Издали он увидел Опимия: консул совершал жертвоприношение, поглядывая на гракханцев с немой угрозою, и когда поднял обагренный кровью нож, огнем засверкавший на выглянувшем из-за туч солнце, и взмахнул им, поражая животное. Гракх отвернулся. Хлынувшая кровь напомнила ему о крови, готовой пролиться на форуме, и он, едва владея собою, повернулся к Фульвию:

— Видишь, бешеный пес угрожает правнукам Ромула? Флакк хрипло рассмеялся:

— Не говорил я тебе?

— Да, но теперь поздно. Как жаль, что я не послушался твоих советов!

— Критские стрелки куплены, плебс обманут, даже блудницы, которые помогали нам ночью снести скамьи, и те изменили! Аристагора науськивает на тебя Друза и Опимия.

— О, Аристагора! — презрительно плюнул Гай. — За золото она готова отдаться самому грязному, вшивому рабу.

Фульвий сжал зубы. Бешенство окрасило лицо в багровый цвет, бородавка на щеке посинела. Он ненавидел теперь Аристагору, готов был убить ее. Едва владея собою, он смотрел на жертвоприношение. Антиллий, служитель консула-жреца, юноша дерзкий, заносчивый, пробирался сквозь толпу, неся внутренности убитого животного. Теплый вонючий пар заставлял людей шарахаться, зажимать носы.

Дойдя до толпы, окружавшей Флакка, он не остановился, а пошел прямо, точно перед ним никого не было. Но люди не расступились, только морщины на лице Молеста собрались в зловещие складки, а полные щеки Афродизия залила краска, а затем бледность. Железные песты дрогнули в руках вольноотпущенников.

— Эй вы, негодяи, дайте место добрым граж…

Он не договорил, мелькнули песты, послышался хруст, брызнула серовато-белая кашица мозга, струйкой сверкнула кровь, и Антиллий упал лицом в смердящие внутренности.

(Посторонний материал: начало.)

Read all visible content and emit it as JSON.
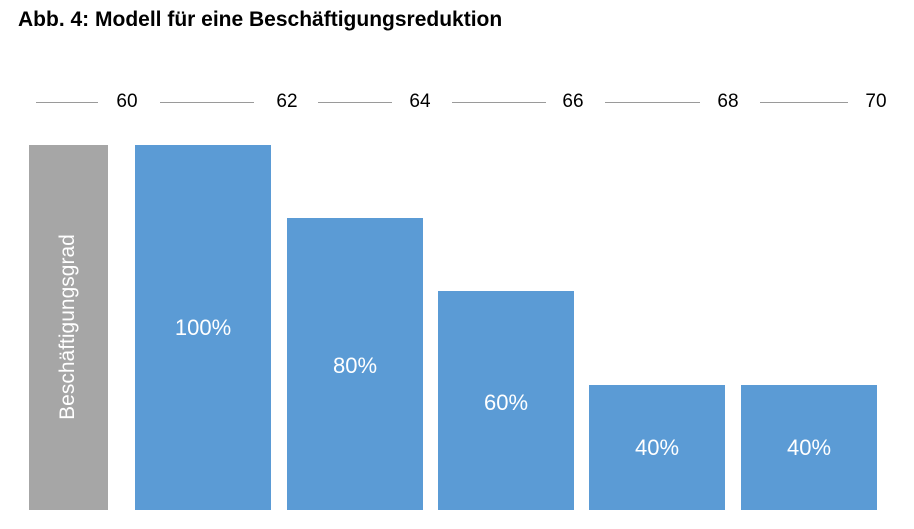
{
  "chart_data": {
    "type": "bar",
    "title": "Abb. 4: Modell für eine Beschäftigungsreduktion",
    "ylabel": "Beschäftigungsgrad",
    "x_ticks": [
      "60",
      "62",
      "64",
      "66",
      "68",
      "70"
    ],
    "categories": [
      "60-62",
      "62-64",
      "64-66",
      "66-68",
      "68-70"
    ],
    "values": [
      100,
      80,
      60,
      40,
      40
    ],
    "value_labels": [
      "100%",
      "80%",
      "60%",
      "40%",
      "40%"
    ],
    "colors": {
      "bar": "#5b9bd5",
      "axis_box": "#a6a6a6"
    }
  }
}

— Бей его! — в исступлении рявкнул Фульвий и, скользя по внутренностям животного, бросился к трупу и ударом ноги опрокинул его навзничь.

— Он ищет Противоземлю Пифагора, — усмехнулся Леторий, — но шутка его не имела успеха. — Впрочем, — прибавил он, — там, на Противоземле, мы встретимся, и что предначертано Фортуной — выполним.

— Слыхали и это, — пожал плечами Помпоний, — но кто поверит твоим речам? По-твоему, убийство предопределено, и человек, который должен быть убит, не может избежать этого, а я скажу прямо: если б мы посторонились и побили Антиллия, он бы остался жив…

Подошел Гракх; на его нахмуренном лице лежала забота.

— Плохо, друзья, — сказал он и обратился к Флакку: — Зачем убили нахала? Разве не видели, что он подослан Опимием? Теперь столкновение неминуемо…

— Он оскорбил нас!

Гай опустил голову, — возразить было нечего. А на противоположном конце форума Опимий, дрожа от бешенства, призывал народ к мести.

— Граждане, — кричал он, — страшное дело замыслил Гай Гракх — убийства ни в чем неповинных людей, сторонников народа! Неужели вы будете молчать? Неужели не отомстите за смерть Антиллия, любимца богов, не поразите злодеев, которые нарушают покой в республике? Я призываю вас к мести!.